Pemerintah melalui Badan Pengatur Hilir Minyak dan Gas Bumi (BPH Migas) mengeluarkan kebijakan pembatasan penjualan solar dan premium bersubsidi melalui Surat Edaran BPH Migas No. 937/07/Ka BPH/2014 tertanggal 24 Juli 2014. Sesuai surat edaran tersebut, penjualan solar bersubsidi tidak dilakukan di Jakarta Pusat mulai 1 Agustus 2014.
Selanjutnya, mulai 4 Agustus 2014, penjualan solar bersubsidi di SPBU di wilayah tertentu di Jawa, Sumatera, Kalimantan, dan Bali akan dibatasi pukul 08.00-18.00 waktu setempat.
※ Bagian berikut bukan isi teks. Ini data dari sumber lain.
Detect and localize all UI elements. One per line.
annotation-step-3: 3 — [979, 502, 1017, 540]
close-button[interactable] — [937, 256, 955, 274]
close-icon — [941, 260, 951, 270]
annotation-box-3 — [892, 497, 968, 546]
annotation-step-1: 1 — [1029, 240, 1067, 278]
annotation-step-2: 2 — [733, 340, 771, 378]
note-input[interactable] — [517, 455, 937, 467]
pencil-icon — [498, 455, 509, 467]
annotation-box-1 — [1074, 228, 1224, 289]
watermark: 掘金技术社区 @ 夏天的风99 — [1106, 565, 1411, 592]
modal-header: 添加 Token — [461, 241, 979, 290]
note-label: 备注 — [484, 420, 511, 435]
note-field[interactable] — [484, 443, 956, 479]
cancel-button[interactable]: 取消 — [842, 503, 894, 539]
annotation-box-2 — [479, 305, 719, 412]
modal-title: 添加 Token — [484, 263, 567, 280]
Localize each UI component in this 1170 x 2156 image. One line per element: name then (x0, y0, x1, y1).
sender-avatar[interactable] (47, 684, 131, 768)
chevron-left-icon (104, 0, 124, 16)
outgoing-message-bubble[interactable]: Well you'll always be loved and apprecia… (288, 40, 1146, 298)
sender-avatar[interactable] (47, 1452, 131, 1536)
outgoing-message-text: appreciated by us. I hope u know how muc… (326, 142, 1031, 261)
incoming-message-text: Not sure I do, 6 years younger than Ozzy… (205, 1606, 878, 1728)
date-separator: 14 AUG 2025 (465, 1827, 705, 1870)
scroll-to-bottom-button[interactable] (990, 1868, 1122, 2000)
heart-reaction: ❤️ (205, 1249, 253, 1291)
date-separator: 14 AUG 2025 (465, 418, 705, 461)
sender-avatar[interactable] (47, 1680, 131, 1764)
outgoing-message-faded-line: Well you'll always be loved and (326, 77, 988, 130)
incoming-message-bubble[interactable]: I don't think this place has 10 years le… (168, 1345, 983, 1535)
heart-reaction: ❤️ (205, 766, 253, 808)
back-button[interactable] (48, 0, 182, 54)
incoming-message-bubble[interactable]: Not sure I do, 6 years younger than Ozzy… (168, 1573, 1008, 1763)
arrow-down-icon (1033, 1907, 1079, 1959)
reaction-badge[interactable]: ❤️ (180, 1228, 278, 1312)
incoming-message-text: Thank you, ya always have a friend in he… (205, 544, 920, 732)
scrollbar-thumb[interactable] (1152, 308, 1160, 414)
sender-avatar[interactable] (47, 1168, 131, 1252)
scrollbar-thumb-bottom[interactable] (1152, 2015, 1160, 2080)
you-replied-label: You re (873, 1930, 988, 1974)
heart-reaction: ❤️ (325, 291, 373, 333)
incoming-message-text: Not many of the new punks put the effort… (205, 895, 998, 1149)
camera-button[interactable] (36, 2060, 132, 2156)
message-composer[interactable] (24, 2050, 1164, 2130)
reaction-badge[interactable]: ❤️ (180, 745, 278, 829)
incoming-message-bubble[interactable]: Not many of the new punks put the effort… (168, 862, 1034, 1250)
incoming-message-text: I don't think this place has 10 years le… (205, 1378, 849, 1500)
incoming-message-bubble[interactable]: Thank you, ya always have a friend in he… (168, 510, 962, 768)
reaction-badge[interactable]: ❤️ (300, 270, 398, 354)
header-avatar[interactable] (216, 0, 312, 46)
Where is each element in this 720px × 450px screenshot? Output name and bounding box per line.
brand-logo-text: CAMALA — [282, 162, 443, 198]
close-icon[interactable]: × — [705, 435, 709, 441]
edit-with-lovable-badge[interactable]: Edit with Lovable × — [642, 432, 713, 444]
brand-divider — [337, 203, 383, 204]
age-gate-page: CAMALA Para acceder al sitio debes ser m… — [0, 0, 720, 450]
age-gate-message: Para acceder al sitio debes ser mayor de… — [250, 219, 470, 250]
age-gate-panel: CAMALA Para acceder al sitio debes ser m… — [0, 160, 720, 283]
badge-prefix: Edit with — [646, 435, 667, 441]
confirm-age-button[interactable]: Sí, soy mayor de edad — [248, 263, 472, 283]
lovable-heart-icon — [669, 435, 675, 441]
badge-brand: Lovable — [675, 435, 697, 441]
Wilayah tertentu tersebut difokuskan kawasan industri, pertambangan, perkebunan, dan sekitar pelabuhan yang rawan penyalahgunaan solar bersubsidi.
Kemudian, mulai 4 Agustus 2014, alokasi solar bersubsidi untuk lembaga penyalur nelayan juga akan dipotong 20 persen dan penyalurannya mengutamakan kapal nelayan di bawah 30 ton. Sedang, mulai 6 Agustus 2014, seluruh SPBU di jalan tol tidak menjual premium bersubsidi dan hanya menyediakan pertamax.
Kebijakan pembatasan tersebut dikeluarkan agar kuota BBM subsidi sebesar 46 juta kiloliter bisa cukup sampai dengan akhir 2014.